Your Daily Dracula – Daniele Liotti (Anthony Foster) as Vlady Drak, Un Vampiro a Miami (Breakfast With Dracula) (1993)

Your Daily Dracula – Daniele Liotti (Anthony Foster) as Vlady Drak, Un Vampiro a Miami (Breakfast With Dracula) (1993)

Among the most obscure (deservedly) Dracula movies, this isn’t a horror film or a comedy – it’s just somehow kind of a film.  It has characters and a story and things happen but with no affect whatsoever.  An opening dream sequence with a vampire (presumably Dracula) chasing a white-gowned woman through a graveyard and a bit of living dead hand action is a pastiche of a gothic horror scene, but when protagonist Vlady Drak (Liotti) wakes up in a car en route to Miami and shrugs it off we get into a two-pronged plot in which Vlady – who only just now starts to wonder how he got that name and who is ancestors were – struggles to make it as a male model in a highly competitive field and is sort of nudged by a camp butler (Scotty Daffon) into coming into his neck-biting heritage as the last descendent of Dracula.
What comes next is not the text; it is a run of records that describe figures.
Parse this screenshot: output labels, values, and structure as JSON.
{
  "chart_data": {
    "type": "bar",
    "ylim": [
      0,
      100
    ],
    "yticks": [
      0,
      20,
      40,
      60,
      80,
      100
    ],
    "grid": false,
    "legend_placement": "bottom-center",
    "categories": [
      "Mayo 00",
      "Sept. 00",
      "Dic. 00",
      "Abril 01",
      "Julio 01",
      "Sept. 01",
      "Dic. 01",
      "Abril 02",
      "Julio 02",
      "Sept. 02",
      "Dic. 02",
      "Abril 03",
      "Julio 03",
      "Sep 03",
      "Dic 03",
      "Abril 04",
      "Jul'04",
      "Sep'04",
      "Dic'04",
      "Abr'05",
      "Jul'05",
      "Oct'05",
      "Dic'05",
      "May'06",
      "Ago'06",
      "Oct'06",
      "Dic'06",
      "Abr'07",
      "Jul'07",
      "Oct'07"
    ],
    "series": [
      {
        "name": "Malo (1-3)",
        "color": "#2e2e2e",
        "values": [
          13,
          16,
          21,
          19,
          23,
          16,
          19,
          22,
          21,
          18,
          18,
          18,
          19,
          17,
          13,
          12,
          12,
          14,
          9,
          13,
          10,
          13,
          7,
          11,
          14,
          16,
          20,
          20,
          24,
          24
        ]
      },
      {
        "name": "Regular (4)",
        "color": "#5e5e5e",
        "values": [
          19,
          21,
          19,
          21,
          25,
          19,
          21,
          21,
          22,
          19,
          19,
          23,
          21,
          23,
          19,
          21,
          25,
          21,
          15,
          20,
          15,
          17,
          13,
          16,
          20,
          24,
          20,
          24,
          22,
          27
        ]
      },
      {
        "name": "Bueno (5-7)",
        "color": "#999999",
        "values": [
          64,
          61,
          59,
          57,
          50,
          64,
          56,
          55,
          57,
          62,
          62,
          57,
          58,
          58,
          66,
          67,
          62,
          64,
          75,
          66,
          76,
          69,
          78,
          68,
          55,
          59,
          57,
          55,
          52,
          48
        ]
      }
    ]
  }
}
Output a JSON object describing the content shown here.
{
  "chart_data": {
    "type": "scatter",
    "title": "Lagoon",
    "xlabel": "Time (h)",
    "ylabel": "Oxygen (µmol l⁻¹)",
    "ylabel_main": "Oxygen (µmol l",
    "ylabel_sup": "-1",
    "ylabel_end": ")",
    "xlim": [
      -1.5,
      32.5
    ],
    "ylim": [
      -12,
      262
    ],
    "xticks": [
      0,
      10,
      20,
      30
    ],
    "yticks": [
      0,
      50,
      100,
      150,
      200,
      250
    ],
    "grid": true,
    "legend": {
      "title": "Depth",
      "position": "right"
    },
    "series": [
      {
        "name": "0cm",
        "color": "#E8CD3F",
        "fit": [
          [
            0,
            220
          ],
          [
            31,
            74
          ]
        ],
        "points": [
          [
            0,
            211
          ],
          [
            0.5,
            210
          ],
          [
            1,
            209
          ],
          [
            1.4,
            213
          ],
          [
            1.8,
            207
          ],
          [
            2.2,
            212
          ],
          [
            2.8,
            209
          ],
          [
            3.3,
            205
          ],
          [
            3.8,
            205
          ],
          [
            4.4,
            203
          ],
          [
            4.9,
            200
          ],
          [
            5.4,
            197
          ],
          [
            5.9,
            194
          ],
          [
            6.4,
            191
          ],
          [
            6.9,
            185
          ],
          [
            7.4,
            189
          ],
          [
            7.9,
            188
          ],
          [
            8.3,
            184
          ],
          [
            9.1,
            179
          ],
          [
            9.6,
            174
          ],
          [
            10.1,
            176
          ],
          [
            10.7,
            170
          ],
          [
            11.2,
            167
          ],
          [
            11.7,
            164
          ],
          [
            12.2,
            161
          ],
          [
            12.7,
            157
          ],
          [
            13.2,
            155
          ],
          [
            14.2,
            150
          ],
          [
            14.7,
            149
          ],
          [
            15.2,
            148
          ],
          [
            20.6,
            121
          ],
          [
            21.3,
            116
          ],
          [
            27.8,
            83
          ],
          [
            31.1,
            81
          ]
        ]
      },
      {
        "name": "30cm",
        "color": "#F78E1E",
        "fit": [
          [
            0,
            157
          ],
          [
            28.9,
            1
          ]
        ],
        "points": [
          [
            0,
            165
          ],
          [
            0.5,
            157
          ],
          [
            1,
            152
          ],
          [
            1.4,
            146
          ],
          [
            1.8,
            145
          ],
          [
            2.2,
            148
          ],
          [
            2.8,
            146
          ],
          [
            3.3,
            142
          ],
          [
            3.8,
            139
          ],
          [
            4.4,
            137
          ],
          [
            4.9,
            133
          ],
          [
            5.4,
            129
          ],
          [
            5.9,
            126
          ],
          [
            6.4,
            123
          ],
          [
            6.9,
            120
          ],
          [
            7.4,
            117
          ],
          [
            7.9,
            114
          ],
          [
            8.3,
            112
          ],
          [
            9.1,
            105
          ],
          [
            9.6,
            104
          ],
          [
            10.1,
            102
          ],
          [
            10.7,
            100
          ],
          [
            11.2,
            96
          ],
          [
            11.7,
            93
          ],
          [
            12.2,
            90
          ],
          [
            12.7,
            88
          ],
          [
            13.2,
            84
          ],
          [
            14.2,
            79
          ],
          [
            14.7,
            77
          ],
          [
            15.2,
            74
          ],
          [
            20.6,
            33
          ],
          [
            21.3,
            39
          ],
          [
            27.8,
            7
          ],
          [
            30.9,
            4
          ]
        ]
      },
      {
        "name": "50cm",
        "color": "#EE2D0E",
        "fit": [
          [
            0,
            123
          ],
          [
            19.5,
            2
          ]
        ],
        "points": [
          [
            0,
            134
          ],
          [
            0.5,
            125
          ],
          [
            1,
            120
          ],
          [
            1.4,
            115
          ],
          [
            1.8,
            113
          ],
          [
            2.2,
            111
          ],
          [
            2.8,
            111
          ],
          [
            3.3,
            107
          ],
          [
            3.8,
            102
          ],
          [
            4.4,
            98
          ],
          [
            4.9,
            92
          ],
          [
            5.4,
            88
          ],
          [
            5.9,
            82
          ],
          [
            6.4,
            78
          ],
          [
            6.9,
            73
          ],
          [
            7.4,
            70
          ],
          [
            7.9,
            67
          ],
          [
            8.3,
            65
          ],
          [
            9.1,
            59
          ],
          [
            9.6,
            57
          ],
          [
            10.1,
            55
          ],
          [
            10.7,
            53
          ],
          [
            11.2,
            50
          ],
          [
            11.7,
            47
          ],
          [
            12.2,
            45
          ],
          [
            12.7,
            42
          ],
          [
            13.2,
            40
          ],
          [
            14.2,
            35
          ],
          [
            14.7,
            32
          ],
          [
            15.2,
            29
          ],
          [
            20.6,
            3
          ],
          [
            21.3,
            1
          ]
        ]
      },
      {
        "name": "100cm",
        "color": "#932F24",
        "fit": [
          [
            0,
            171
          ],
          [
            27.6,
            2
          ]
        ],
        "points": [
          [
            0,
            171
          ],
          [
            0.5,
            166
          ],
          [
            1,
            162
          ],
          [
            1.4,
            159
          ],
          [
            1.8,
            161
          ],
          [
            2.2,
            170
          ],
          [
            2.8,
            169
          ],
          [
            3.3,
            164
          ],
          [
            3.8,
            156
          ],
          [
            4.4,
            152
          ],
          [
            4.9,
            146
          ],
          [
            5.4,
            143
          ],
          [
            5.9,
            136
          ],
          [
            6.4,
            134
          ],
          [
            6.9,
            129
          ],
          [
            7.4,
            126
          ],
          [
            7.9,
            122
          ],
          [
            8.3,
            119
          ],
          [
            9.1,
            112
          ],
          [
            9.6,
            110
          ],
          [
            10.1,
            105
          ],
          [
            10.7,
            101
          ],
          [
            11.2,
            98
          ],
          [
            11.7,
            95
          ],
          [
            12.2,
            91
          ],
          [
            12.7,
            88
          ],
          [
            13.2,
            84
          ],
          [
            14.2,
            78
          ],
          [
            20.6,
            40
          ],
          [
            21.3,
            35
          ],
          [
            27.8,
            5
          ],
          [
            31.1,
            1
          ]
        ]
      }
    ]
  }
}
The bleary version I saw had auto-generated subtitles which often rendered the protagonist’s name as Bloody Drag, which is more amusing than anything in the film – which, as I said, doesn’t seem to be intended as a comedy even on the shit level of Hard Times for Dracula or Dracula Mascafierro.  Vlady gets to be a successful model when he leans into his vampire look and leaves nip-marks on the necks of Miami’s most glamorous women … but he’s looking for a virgin for … reasons and finds one in his aggressive agent (Deborah Murphy).  Rival agent Andrews (guest star David Warbeck) seethes with envy and turns up with vampire-fighting clobber … but Vlady gets over being a Dracula and at the end is heading off in the sunshine to Hollywood.  Shot on location in Miami by Fabrizio De Angelis (as Ted Russell, though his usual pseudonym was Larry Ludman), best known for the Thunder and Killer Crocodile films.  Liotti, who debuts here, went on to star in the Spanish Lovecraftian Herencia Valdemar films and some high-end Spanish film and TV.